Every chip-prod office was dominated by a GT workstation. Every GT was composed of twenty quarter-circle tables that formed five concentric circles around a center table where two or three unit coordinators worked. These electronic tables were wired to the fully computerized floor. The smaller inner tables were equipped with three clear monitors embedded in the tabletop; the next tier of tables had four monitors each; the number of monitors per table increased until the final tier, with their seven workstations per table.

This collection of tables was the centerpiece of the midtech production line. They fabricated product enhancements assigned to General Specifix by its parent company, Macro-Code. The projects were distributed by the central controllers to one of the sections, and the section chiefs chose a particular GT unit to complete the virtual design. A Unit Controller in turn studied the assignment (i.e., adding a certain kind of grip to a robot doll’s hand or including a specific measuring dial in a medical auto-injector device). They then chose the concatenation of prods to assemble the appropriate chips from the general AI library of MacroCode. The assignment then ran the Spiral, as the chain of production was called, from the inner tables, which did the simplest jobs, to the outer circle. Any number of workers along this path might have chips, or semichips, to install. This whole process was called hacking the prod lane.

At the end, a virtual prototype went through computer-simulated testing and then was sent out to the MacroCode subdivision that had ordered it. From there the plans went to a subcontractor for physical production.

Neil had worked on seven GT prod lanes. They had all been exactly the same, until now. This GT was different. To begin with, no GT unit he’d ever heard of had a window; there was certainly no cushion in the corner that someone could sleep on while the rest of the prods worked. The table itself was regulation but it was sparsely populated. No more than sixty souls were at their stations.

“What is this?” Neil uttered.

“GEE-PRO-9, M,” Blue Nile replied.

The little man, still holding Neil by the hand, led the stunned prod down one of the aisles toward the inner table. There sat two women. These were both of African heritage but they looked quite different from each other. One was smallish and honey-colored. Her hair had what seemed to be natural blond highlights and her eyes were the color of gold. The other woman was larger, though not fat, and very black. Her features were generous and sculpted. Neil doubted if she had even one knot of European DNA in her cells.

The black woman smiled.

“M Hawthorne?”

“Yes, M.”

“Athria,” the woman said. She stood up and extended a hand.

Neil had never shaken hands with a controller before. He rarely shook hands with anyone.
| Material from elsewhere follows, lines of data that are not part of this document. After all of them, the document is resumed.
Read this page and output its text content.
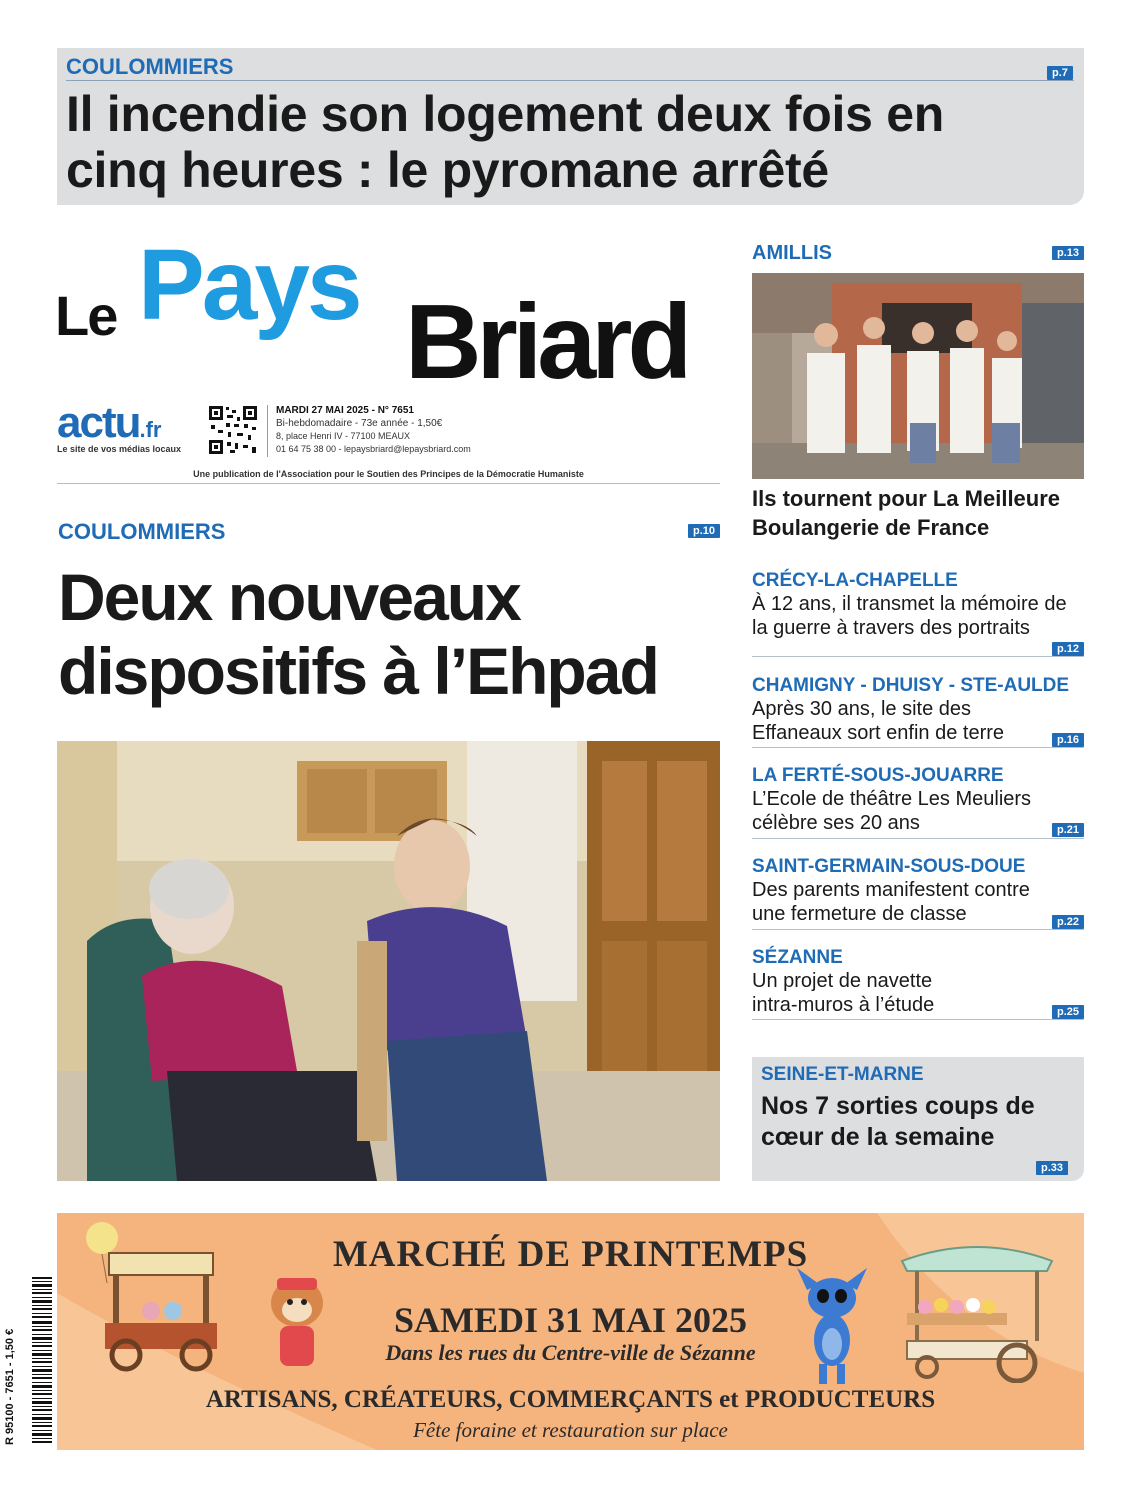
COULOMMIERS	p.7
Il incendie son logement deux fois en cinq heures : le pyromane arrêté
Le Pays Briard
actu.fr
Le site de vos médias locaux
MARDI 27 MAI 2025 - N° 7651
Bi-hebdomadaire - 73e année - 1,50€
8, place Henri IV - 77100 MEAUX
01 64 75 38 00 - lepaysbriard@lepaysbriard.com
Une publication de l'Association pour le Soutien des Principes de la Démocratie Humaniste
COULOMMIERS	p.10
Deux nouveaux dispositifs à l’Ehpad
AMILLIS	p.13
Ils tournent pour La Meilleure Boulangerie de France
CRÉCY-LA-CHAPELLE
À 12 ans, il transmet la mémoire de la guerre à travers des portraits
p.12
CHAMIGNY - DHUISY - STE-AULDE
Après 30 ans, le site des Effaneaux sort enfin de terre	p.16
LA FERTÉ-SOUS-JOUARRE
L’Ecole de théâtre Les Meuliers célèbre ses 20 ans	p.21
SAINT-GERMAIN-SOUS-DOUE
Des parents manifestent contre une fermeture de classe	p.22
SÉZANNE
Un projet de navette intra-muros à l’étude	p.25
SEINE-ET-MARNE
Nos 7 sorties coups de cœur de la semaine
p.33
MARCHÉ DE PRINTEMPS
SAMEDI 31 MAI 2025
Dans les rues du Centre-ville de Sézanne
ARTISANS, CRÉATEURS, COMMERÇANTS et PRODUCTEURS
Fête foraine et restauration sur place
R 95100 - 7651 - 1,50 €
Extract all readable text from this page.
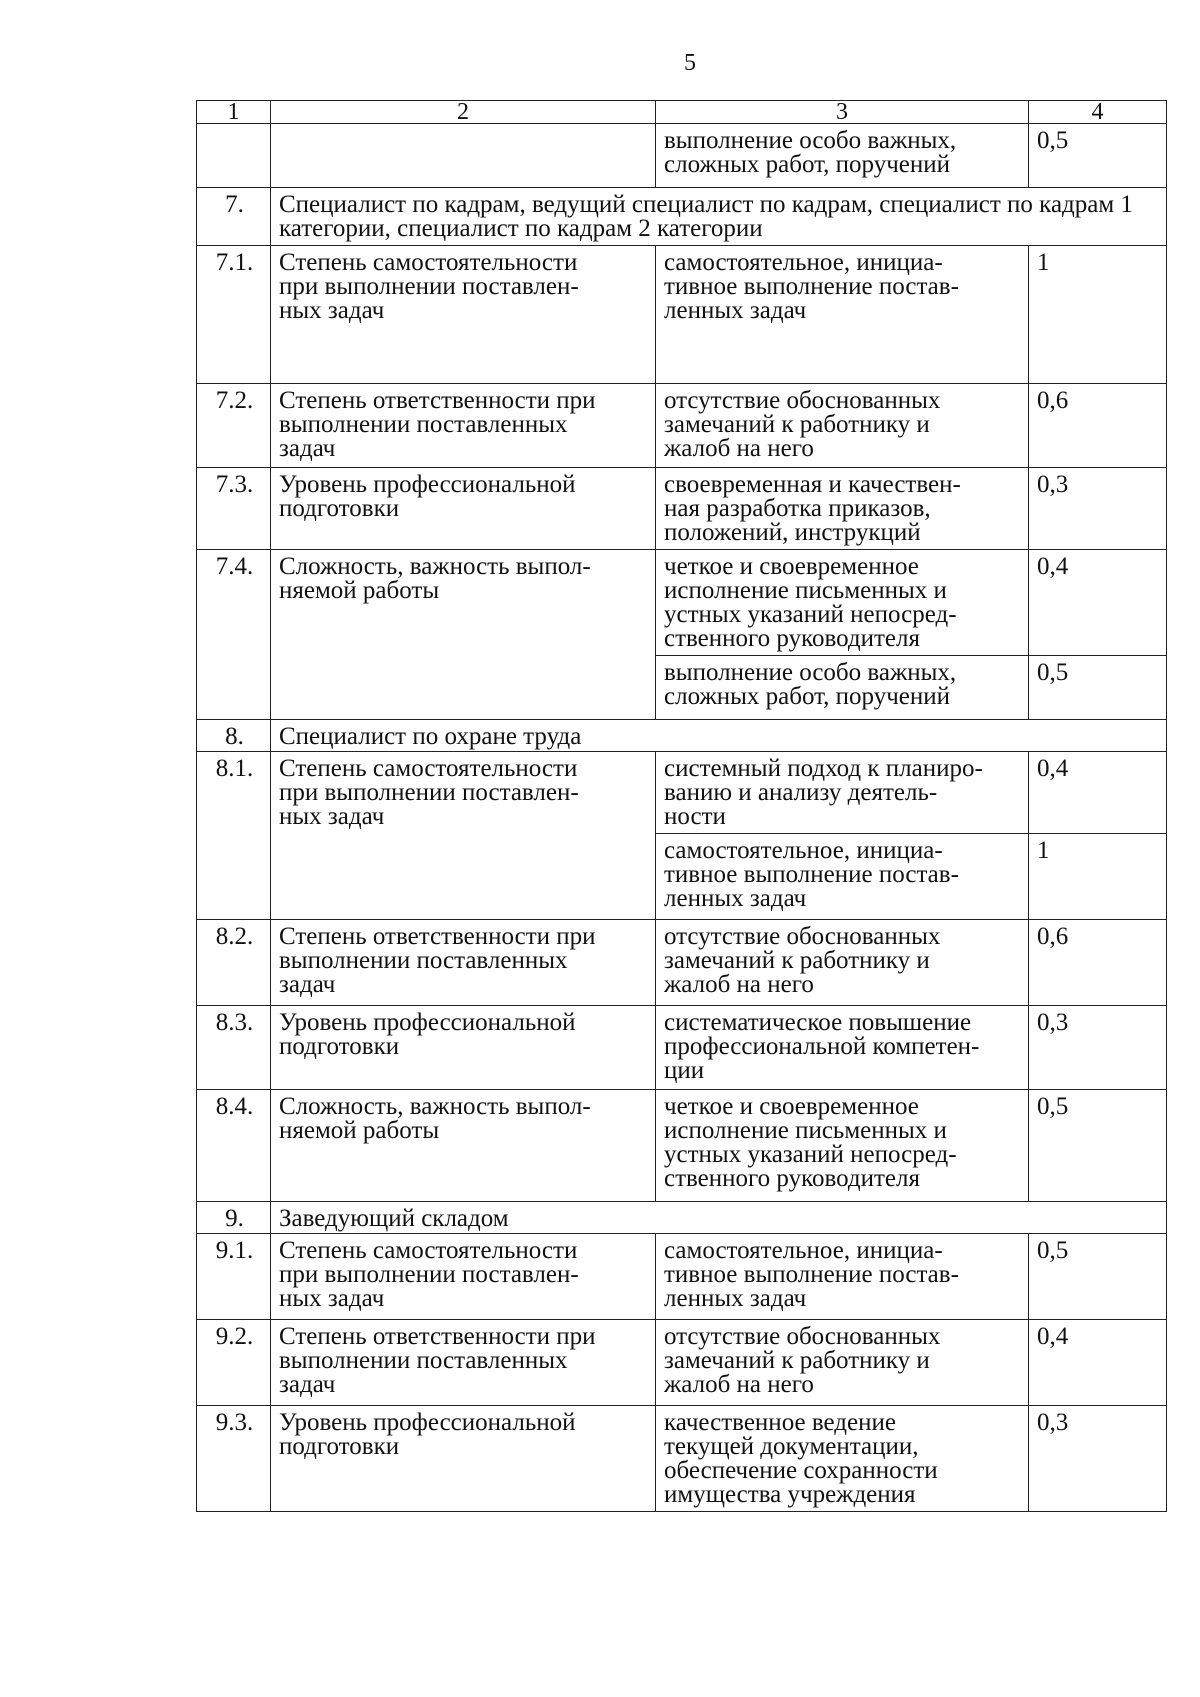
5
1	2	3	4
		выполнение особо важных,
сложных работ, поручений	0,5
7.	Специалист по кадрам, ведущий специалист по кадрам, специалист по кадрам 1 категории, специалист по кадрам 2 категории		
7.1.	Степень самостоятельности
при выполнении поставлен-
ных задач	самостоятельное, инициа-
тивное выполнение постав-
ленных задач	1
7.2.	Степень ответственности при
выполнении поставленных
задач	отсутствие обоснованных
замечаний к работнику и
жалоб на него	0,6
7.3.	Уровень профессиональной
подготовки	своевременная и качествен-
ная разработка приказов,
положений, инструкций	0,3
7.4.	Сложность, важность выпол-
няемой работы	четкое и своевременное
исполнение письменных и
устных указаний непосред-
ственного руководителя	0,4
		выполнение особо важных,
сложных работ, поручений	0,5
8.	Специалист по охране труда		
8.1.	Степень самостоятельности
при выполнении поставлен-
ных задач	системный подход к планиро-
ванию и анализу деятель-
ности	0,4
		самостоятельное, инициа-
тивное выполнение постав-
ленных задач	1
8.2.	Степень ответственности при
выполнении поставленных
задач	отсутствие обоснованных
замечаний к работнику и
жалоб на него	0,6
8.3.	Уровень профессиональной
подготовки	систематическое повышение
профессиональной компетен-
ции	0,3
8.4.	Сложность, важность выпол-
няемой работы	четкое и своевременное
исполнение письменных и
устных указаний непосред-
ственного руководителя	0,5
9.	Заведующий складом		
9.1.	Степень самостоятельности
при выполнении поставлен-
ных задач	самостоятельное, инициа-
тивное выполнение постав-
ленных задач	0,5
9.2.	Степень ответственности при
выполнении поставленных
задач	отсутствие обоснованных
замечаний к работнику и
жалоб на него	0,4
9.3.	Уровень профессиональной
подготовки	качественное ведение
текущей документации,
обеспечение сохранности
имущества учреждения	0,3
He was embarrassed by his perpetually sweaty palms.

“This is Oura,” Athria said, indicating the golden woman.

“Pleased to meet you, Neil,” Oura said with a smile.

“Yeah,” Neil said.

The women and Blue Nile laughed.

“Don’t be nervous, M,” Blue Nile said. “This is GEEPRO-9.”

“I never been anyplace like this,” Neil said.

“We call ourselves the lost lane,” Oura said. “Somewhere along the line we got assigned a special projects title and none of the central controllers question our methods.”

“What methods?”

“Things work a little differently here, Neil,” Athria said. “We don’t go the lane.”

“What?”

“Not too much too fast, Atty,” Oura said to the black woman. “Let’s just let Neil settle in today. Nile?”

“Yes, M?”

“Un says to set Neil up with the Third Eye project. Put him on the upper tier.”